To assess the genealogical relationships between the Pfcsp C-terminal haplotypes found in Navrongo and Cape Coast, we constructed a network based on the method described by Templeton, Crandall, and Sing (TCS) [35,36] using PopArt [37]. The haplotypes were denoted as 3D7, Hap 2 up to Hap 66 in the network.
We further explored the amino acid haplotypes within each population by translating all the 440 Pfcsp DNA sequences (Cape Coast (184) and Navrongo (256)) into amino acid sequences and comparing them to the 3D7 reference strain (0304600.1, PlasmoDB [38]) using in-house Python scripts. The frequency of TH2R 311-327 amino acid (PSDKHIKEYLNKIQNSL) and TH3R 352-363 amino acid (NKPKDELDYAND) haplotypes in each parasite population were determined also using a customized Python script and plotted.
Population differentiation and structure analysis
Wright Fixation index (Fst) and principal component analysis (PCA) were used for population differentiation and structure analyses. To reduce bias in Fst and PCA analysis, we pruned out SNPs (from the 2504 Cape Coast chromosome 3 retained SNPs and the 1954 Navrongo retained SNPs) with pairwise linkage disequilibrium (LD) value, r2 >0.5 within a window of 100bp in the entire chromosome 3 dataset using a step size of 10. The remaining SNPs set at Chromosome 3 shared between the populations after pruning was 516 of which 10 were Pfcsp SNPs.
The Pfcsp SNPs were then used to estimate Fst and population structure. Weir and Cockerham’s Fst per SNP between Cape Coast and Navrongo parasite isolates was calculated using Vcftools v0.1.5 [39] and population structure by PCA was done using smartpca (Cambridge, MA, USA) in EIGENSOFT package v6.1.3 [40]. Principal components were computed with the number of outlier removal iterations set at 10 while maintaining other parameters. In all, 10 PCs were computed with 5 and 9 outlier samples removed from the 92 and 128 isolates from Cape Coast and Navrongo respectively. Thus, there remained 83 samples in Cape Coast and 123 samples in Navrongo population after outlier samples were removed.
Signatures of selection
To test for SNP neutrality, the Tajima’s D statistical test [41], was done in sliding windows of size 100bp and step size of 10 with Pfcsp monoclonal samples from each population using Vcftools v0.1.5. Tajima’s D test compares the average pairwise differences (pi) and the total number of segregating sites (S). Negative values indicate directional or purifying selection while positive values indicate balancing selection.
To detect loci likely to be under recent positive selection in the Cape Coast and Navrongo monoclonal chromosome 3 isolates, we calculated the standardized integrated haplotype score (|iHS|) for each SNP with a MAF >0.05 in chromosome 3 (358 out of the 2504 and 608 out of the 1954 remaining SNPs from Cape Coast and Navrongo respectively) [42]. Again, for the purpose of this analysis, the Fws metric was used to estimate these monoclonal chromosome 3 isolates in the retained variants within the Chromosome 3 region (2504 in Cape Coast and 1954 SNPs in Navrongo).

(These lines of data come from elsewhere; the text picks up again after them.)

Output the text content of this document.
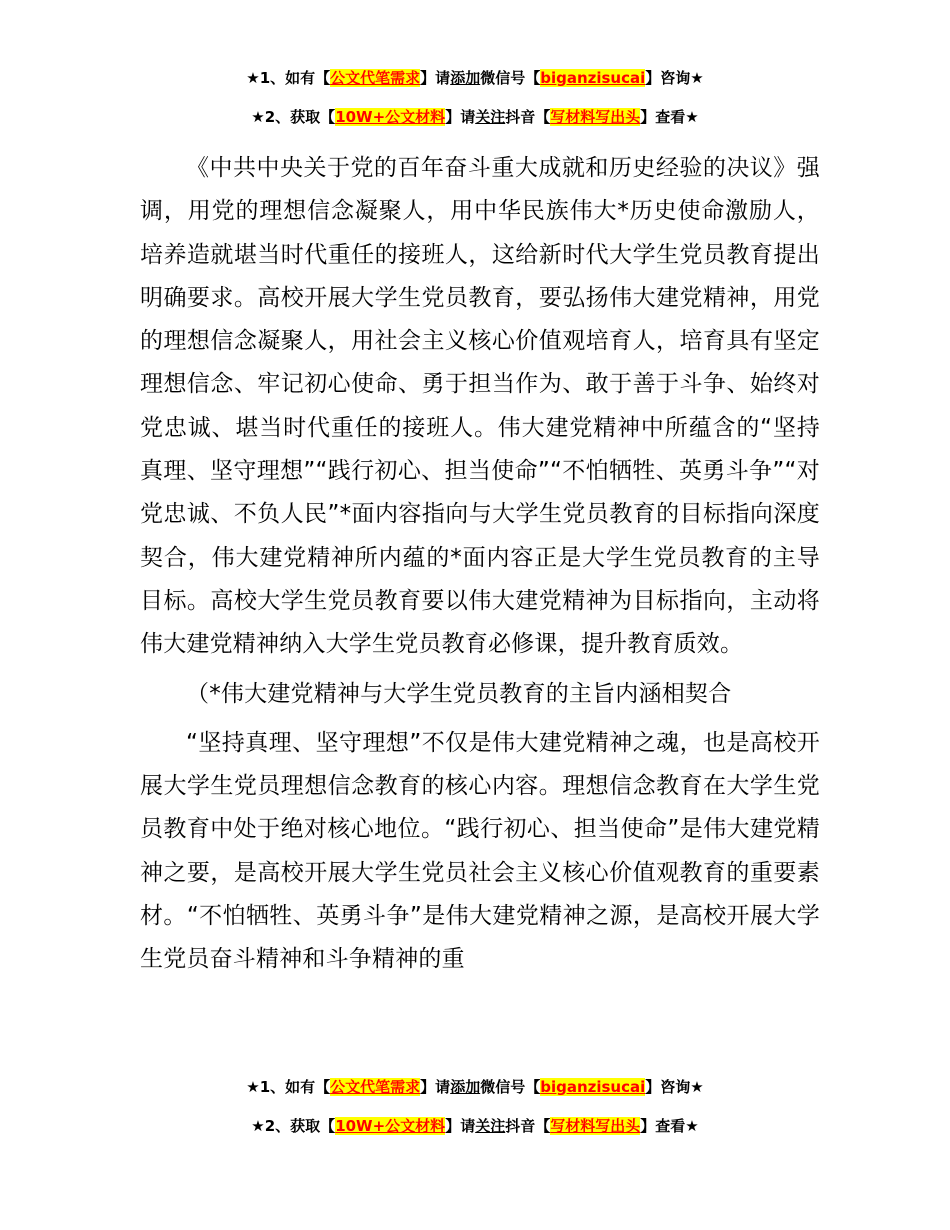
★1、如有【公文代笔需求】请添加微信号【biganzisucai】咨询★
★2、获取【10W+公文材料】请关注抖音【写材料写出头】查看★

《中共中央关于党的百年奋斗重大成就和历史经验的决议》强调，用党的理想信念凝聚人，用中华民族伟大*历史使命激励人，培养造就堪当时代重任的接班人，这给新时代大学生党员教育提出明确要求。高校开展大学生党员教育，要弘扬伟大建党精神，用党的理想信念凝聚人，用社会主义核心价值观培育人，培育具有坚定理想信念、牢记初心使命、勇于担当作为、敢于善于斗争、始终对党忠诚、堪当时代重任的接班人。伟大建党精神中所蕴含的“坚持真理、坚守理想”“践行初心、担当使命”“不怕牺牲、英勇斗争”“对党忠诚、不负人民”*面内容指向与大学生党员教育的目标指向深度契合，伟大建党精神所内蕴的*面内容正是大学生党员教育的主导目标。高校大学生党员教育要以伟大建党精神为目标指向，主动将伟大建党精神纳入大学生党员教育必修课，提升教育质效。

（*伟大建党精神与大学生党员教育的主旨内涵相契合

“坚持真理、坚守理想”不仅是伟大建党精神之魂，也是高校开展大学生党员理想信念教育的核心内容。理想信念教育在大学生党员教育中处于绝对核心地位。“践行初心、担当使命”是伟大建党精神之要，是高校开展大学生党员社会主义核心价值观教育的重要素材。“不怕牺牲、英勇斗争”是伟大建党精神之源，是高校开展大学生党员奋斗精神和斗争精神的重

★1、如有【公文代笔需求】请添加微信号【biganzisucai】咨询★
★2、获取【10W+公文材料】请关注抖音【写材料写出头】查看★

|iHS| measures the amount of extended haplotype homozygosity (EHH) at a given SNP along the ancestral allele relative to the derived allele [42]. The reference and alternate alleles were characterized as ancestral and derived alleles respectively. This was done in R using the rehh package v2.0.4 [43]. Genomic regions under positive selection were identified as those with multiple SNPs having |iHS| values >3 and formed the focal SNPs for extended haplotype homozygosity (EHH) analysis. EHH for both the reference and alternate alleles were calculated and bifurcation plots generated to visualize the decay of EHH at increasing distances from the focal SNP loci [44] using rehh package v2.0.4 in R.